Evidence ? You have some ? Anything at all ? Just gut feelings ?

"The past is contested ideological ground — not so much over what happened as how it is read."

Yes, indeed. And without any evidence, you still 'read' it as you wish ?

What is amazing me as I work through these thousands of pages of old documents is how the realities of the nineteenth century differed from our present-day picture of them. I don't observe, from the record, that - at least in South Australia - Aboriginal life was as disrupted as much as I, like you, thought.

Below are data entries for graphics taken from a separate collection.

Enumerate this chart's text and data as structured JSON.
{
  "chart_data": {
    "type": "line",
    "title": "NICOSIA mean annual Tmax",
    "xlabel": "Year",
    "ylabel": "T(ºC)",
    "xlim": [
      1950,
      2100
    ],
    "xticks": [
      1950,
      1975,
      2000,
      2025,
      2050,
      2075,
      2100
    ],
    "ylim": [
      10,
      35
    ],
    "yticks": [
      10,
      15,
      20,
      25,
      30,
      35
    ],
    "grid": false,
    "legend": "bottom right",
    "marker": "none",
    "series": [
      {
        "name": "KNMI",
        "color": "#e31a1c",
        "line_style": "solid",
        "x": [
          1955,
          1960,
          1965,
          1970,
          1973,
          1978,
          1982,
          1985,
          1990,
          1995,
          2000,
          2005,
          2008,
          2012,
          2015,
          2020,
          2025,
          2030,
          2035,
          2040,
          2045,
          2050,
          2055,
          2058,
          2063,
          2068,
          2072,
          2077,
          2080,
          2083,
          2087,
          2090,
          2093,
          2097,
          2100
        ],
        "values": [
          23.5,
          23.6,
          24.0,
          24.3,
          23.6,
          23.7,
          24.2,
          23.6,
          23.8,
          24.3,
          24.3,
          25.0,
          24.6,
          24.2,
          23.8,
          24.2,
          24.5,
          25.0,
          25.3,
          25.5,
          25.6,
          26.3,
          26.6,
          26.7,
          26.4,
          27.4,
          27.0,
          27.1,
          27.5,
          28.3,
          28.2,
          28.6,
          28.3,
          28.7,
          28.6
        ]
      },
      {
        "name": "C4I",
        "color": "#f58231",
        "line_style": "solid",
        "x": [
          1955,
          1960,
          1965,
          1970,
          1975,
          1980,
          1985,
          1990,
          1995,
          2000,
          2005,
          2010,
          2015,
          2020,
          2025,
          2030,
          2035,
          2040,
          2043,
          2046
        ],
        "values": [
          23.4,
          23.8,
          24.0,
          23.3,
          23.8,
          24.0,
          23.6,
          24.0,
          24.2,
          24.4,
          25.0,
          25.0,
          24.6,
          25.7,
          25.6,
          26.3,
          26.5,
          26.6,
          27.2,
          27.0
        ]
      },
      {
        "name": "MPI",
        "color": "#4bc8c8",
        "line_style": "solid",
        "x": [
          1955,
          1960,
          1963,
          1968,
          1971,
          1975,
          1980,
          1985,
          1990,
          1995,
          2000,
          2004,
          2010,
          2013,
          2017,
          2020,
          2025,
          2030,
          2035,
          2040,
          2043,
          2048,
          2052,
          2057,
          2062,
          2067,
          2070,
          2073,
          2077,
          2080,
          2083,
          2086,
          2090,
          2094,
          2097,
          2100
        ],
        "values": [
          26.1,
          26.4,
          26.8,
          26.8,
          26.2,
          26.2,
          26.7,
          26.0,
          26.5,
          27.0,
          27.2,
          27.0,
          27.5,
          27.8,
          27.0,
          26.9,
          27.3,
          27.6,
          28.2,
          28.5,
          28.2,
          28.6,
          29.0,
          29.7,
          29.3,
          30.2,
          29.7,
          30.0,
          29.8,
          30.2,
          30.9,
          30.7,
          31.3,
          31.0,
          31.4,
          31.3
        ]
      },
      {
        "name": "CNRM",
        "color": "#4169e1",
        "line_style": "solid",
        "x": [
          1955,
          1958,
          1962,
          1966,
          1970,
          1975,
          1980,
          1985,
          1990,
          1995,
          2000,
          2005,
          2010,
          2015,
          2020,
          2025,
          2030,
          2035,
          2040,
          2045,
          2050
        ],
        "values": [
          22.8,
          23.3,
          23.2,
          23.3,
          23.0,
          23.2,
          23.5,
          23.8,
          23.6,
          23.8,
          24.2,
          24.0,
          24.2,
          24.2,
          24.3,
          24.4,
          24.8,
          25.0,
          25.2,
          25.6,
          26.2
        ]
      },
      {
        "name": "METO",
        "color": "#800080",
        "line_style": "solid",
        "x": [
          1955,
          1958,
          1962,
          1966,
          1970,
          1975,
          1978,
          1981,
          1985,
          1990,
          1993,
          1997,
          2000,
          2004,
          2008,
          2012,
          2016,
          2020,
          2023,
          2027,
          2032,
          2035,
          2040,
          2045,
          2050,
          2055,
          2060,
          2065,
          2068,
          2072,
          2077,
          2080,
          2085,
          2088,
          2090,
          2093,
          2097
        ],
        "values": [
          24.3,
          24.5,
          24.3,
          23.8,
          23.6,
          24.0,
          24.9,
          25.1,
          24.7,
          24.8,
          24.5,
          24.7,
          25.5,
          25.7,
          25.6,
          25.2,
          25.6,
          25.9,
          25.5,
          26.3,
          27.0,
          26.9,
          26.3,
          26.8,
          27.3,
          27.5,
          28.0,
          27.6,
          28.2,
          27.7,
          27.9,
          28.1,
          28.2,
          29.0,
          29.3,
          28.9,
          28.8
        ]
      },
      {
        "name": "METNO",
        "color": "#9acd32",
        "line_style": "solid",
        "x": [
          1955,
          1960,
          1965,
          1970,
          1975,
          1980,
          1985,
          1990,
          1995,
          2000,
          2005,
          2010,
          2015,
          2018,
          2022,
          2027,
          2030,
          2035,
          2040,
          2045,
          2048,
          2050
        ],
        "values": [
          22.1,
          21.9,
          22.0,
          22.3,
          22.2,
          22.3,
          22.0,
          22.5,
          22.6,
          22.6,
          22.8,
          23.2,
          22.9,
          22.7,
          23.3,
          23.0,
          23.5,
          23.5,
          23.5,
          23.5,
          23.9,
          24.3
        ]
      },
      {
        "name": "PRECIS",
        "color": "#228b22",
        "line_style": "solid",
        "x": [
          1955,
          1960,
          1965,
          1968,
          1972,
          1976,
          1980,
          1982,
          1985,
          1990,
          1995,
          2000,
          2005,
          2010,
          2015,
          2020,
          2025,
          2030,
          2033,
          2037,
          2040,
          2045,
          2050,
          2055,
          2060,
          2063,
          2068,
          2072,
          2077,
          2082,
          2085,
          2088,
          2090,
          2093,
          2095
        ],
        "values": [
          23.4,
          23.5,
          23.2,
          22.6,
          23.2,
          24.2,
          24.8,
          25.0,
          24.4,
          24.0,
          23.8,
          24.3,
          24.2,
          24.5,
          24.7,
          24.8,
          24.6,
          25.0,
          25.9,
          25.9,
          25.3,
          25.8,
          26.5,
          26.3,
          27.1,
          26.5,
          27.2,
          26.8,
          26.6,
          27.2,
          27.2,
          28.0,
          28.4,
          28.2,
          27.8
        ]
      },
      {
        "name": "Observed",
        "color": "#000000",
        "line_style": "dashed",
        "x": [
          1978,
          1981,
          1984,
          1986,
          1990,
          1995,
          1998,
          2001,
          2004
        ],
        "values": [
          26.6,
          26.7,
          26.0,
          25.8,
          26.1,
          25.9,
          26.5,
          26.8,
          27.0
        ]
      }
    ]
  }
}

Families held together. New conditions offered new opportunities. People may not have even perceived that the new conditions of life were all that negative: rations saved a huge amount of effort by women, the regularity of rations would have kept the old people alive much more predictably than the old days: in droughts, for example, everybody was kept alive by the ration system rather than would have been the case.

After all, in pre-European times of drought, old people, particularly women, would have died. Young children on the breast would have died. No children would have been born until the drought was well and truly over.

Imagine the impact, say, of the eight-year drought of the 1890s. Previously, groups would have scattered to the four winds, while under the ration system, groups would have been able to come together, assured of a regular food supply, and for many years in long droughts, able to maintain traditional practices and processes more easily than ever, and able to maintain their populations. The ration system saved Aboriginal culture.